27 Mayıs 1960 yılında gerçekleşen Askeri darbe sonrasında Türkiye yepyeni bir sendikal döneme girmiştir. İşçiye henüz grev ve toplu sözleşme hakkı verilmemesine rağmen en azından, işçinin temel hak ve özgürlükleri,grev ve toplu sözleşme hakkı, çalışma koşulları ve ücretleri tartışılmaya başlamıştı.
Yasalarda olmamasına rağmen 28 Ocak 1963 yılında Kavel Kabloda başlayan iş bırakma ve hak arama direnişi aslında Türk işçi tarihinin önünü açan en şerefli ve demokratik eylemlerden biri oldu. Grev yapmanın suç sayıldığı hatta hain ilan edildiği ve teşebbüs edenlerin cezalandırıldığı bir süreçte gerçekleştirilen bu büyük şanlı direniş tüm zorluklarına rağmen kazanımlarla sonuçlanmış ve sendikal mücadele adına dönüm noktası olmuştur.
Disk'in kurucusu ve dönemin Maden-İş Sendikası Genel Başkanı Kemal Türkler'in kararlı duruşu ve öncülüğünde gerçekleşen şanlı Kavel direnişi Türkiye demokrasi tarihine çığır atlatmış ve işçi sınıfı için bir umut olmuştur. 
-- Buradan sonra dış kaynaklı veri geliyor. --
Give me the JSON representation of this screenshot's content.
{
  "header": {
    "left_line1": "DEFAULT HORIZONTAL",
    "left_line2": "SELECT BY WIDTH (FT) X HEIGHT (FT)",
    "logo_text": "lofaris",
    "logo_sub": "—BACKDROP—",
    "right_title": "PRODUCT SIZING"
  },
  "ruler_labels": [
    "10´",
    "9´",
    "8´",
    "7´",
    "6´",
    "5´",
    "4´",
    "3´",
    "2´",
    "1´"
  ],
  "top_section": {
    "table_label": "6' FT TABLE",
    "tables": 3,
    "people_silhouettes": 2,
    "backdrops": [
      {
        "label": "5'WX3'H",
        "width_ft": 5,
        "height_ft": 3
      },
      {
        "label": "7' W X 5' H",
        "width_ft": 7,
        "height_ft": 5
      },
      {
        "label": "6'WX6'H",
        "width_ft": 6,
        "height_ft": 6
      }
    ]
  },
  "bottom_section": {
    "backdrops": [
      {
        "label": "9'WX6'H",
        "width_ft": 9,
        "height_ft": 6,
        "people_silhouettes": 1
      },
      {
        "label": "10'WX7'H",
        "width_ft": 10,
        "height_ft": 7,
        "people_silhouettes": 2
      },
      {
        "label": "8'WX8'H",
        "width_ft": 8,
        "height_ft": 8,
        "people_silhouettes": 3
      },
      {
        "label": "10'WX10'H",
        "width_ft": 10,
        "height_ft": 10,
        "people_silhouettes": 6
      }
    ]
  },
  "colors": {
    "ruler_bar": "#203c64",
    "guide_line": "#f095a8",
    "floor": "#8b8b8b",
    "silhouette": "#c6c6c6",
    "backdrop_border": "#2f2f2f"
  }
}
Türkiye'de ses getiren bu şanlı direniş sonrasında dönemin Başbakanı İsmet İnönü ortaya çıkan bu işçi hareketine karşı duyarsız kalamamış ve işçi sınıfının hakettiği, grev ve toplu sözleşme haklarının  verilmesine yönelik  gerekli düzenlemelerin yapılması talimatını vermek zorunda kalmıştır. 15 Temmuz 1963'te kabul edilen ve 24 Temmuz 1963'te yürürlüğe giren 274 ve 275 sayılı Sendikalaşma,Toplu sözleşme ve Grev haklarının kanunlaşmasıyla birlikte Kavel işçisi adını tarihe altın harflerle yazdırmıştır.
İşçi sınıfında kavel direnişi ile başlayan hareketlilik dönemin hükümetini kanun çıkarmaya mecbur bırakmış ve sonraki yıllarda kazanılan birçok hak ve özgürlük için emsal bir mücadele olarak görülmüştür.
1963 yılında yürürlüğe giren kanunla birlikte daha örgütlü ve daha güvenceli bir şekilde, hızla büyüyen işçi sınıfı demokrasinin sigortası olduğu gibi ve toplumunda yeşeren umudu olmuştur.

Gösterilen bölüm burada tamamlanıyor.